Jitter Christmas

I ran some kind of analytic on my Twitter account last month, and discovered that the three words I use most are:

  • Chicken
  • Sandwich
  • Coffee

This was not surprising, but slightly frightening, and left me worried both at how much coffee I’m drinking and how much I’m talking about it. It’s not the drinking of it that I enjoy so much as the making, but I could never make it without drinking any, since I am not a sociopath. Although not one to worry about my health, I have noticed that the more coffee I drink in the afternoon, the more likely I am to descend into a nauseous swoon around six o’clock. Lately, on being yanked from the dream-world, I’ve found that my customary rage at wakefulness disappears as soon as I remember the existence of coffee. “Ooh!” I muse. “This is the time of day when I don’t have to feel bad for drinking it!”

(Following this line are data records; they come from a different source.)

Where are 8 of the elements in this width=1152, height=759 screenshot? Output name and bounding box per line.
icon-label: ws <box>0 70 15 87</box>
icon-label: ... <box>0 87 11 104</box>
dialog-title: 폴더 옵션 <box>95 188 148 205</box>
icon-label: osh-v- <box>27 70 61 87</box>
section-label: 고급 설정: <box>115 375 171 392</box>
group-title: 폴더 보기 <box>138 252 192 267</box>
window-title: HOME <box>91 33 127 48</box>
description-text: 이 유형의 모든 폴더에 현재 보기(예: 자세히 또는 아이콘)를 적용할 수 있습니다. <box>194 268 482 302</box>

Apparently holidays are one of those times too. My holiday calendar starts at 10:30 on Christmas Eve, at the massive brunch that my parents have been throwing for some time now. It is the only time I ingest nog, cheese grits or apricot fried pies and, since the guest list is as static as the menu, the only time I see much of my family’s family friends. No matter how lovely the people are—and since some of them may read my blog, let me here emphasis their loveliness—making chit chat with adults requires quick feet and a sharpened wit. At 10:30 in the morning, that means a cup of coffee in between slurping down egg nog and bloody Mary’s. You know—to stay sharp.

For dinner on the 24th we go to my grandparents’ house, where a heavy meal of fillet and chocolate mousse as rich as the Tsar is followed up by what my grandmother calls, “strong Louisiana coffee.” That means its base is a cold drip concentrate, stored in an old wine bottle, diluted and reheated as needed. At the word coffee I bolted from my seat, and helped prepare it as an escape from the combination food & family coma. As I dumped coffeesludge and water into my grandmother’s copper saucepan, I realized that parties are more fun when you’re doing something, and that activity can either give you something to talk about, or a reason not to talk.

Christmas morning? Drip coffee was thrust into my hand.

Christmas lunch? My Aunt makes mounds of bacon, about two dozen scrambled eggs and great coffee to go with.

Post lunch Christmas haze? Well, we just have to experiment with our new French press, don’t we? It’s stainless steel and double-walled, which meant the coffee stayed warm for hours. Being of a scientific mind, I was compelled to check it every half hour or so. I never felt shaky and I never felt sick, but when I finally left the house my legs were ready to go.

In a rare departure from Christmas routine, I took them downtown to LP Field, to watch the Titans get thrashed by San Diego. It was cold and windy, so in between applying long-johns and sweater-layers, I fixed two Thermoses full of hot coffee. Under my father’s watchful eye, I warmed them first and screwed the caps on tight. I passed through security anxious that I wouldn’t be allowed to bring them in—I’d have been sweating if my pores weren’t frozen shut—but my bag was passed over, and I entered the stadium unmolested.

By the time the Chargers were up 14-3, I wanted something warm, something soothing, but reaching into my bag I found that the Thermoses were absent. In my rush to get bundled, I had forgotten to put them into my bag, and they spent the entire game keeping hot things hot on my desk in my bedroom. I cursed silently: “This couldn’t get any worse!” and then, of course, it did. Charger touchdown after Charger touchdown cascaded over me, and my belly remained unwarmed.

Crushing disappointment of a professional sports loss aside, December 24 and 25 were exactly like all the years preceding, with each uncle and strip of bacon in its proper place. The only other difference was the prodigious amount of coffee quaffed, drunk for no other reason than because it was there and it was hot. Perhaps in its own way a small rebellion, a hairline crack in an otherwise unbreakable routine. The holidays are fun without being surprising, and a mild stimulant, when substituted for the mystery and wonder of childhood, works as well as anything else.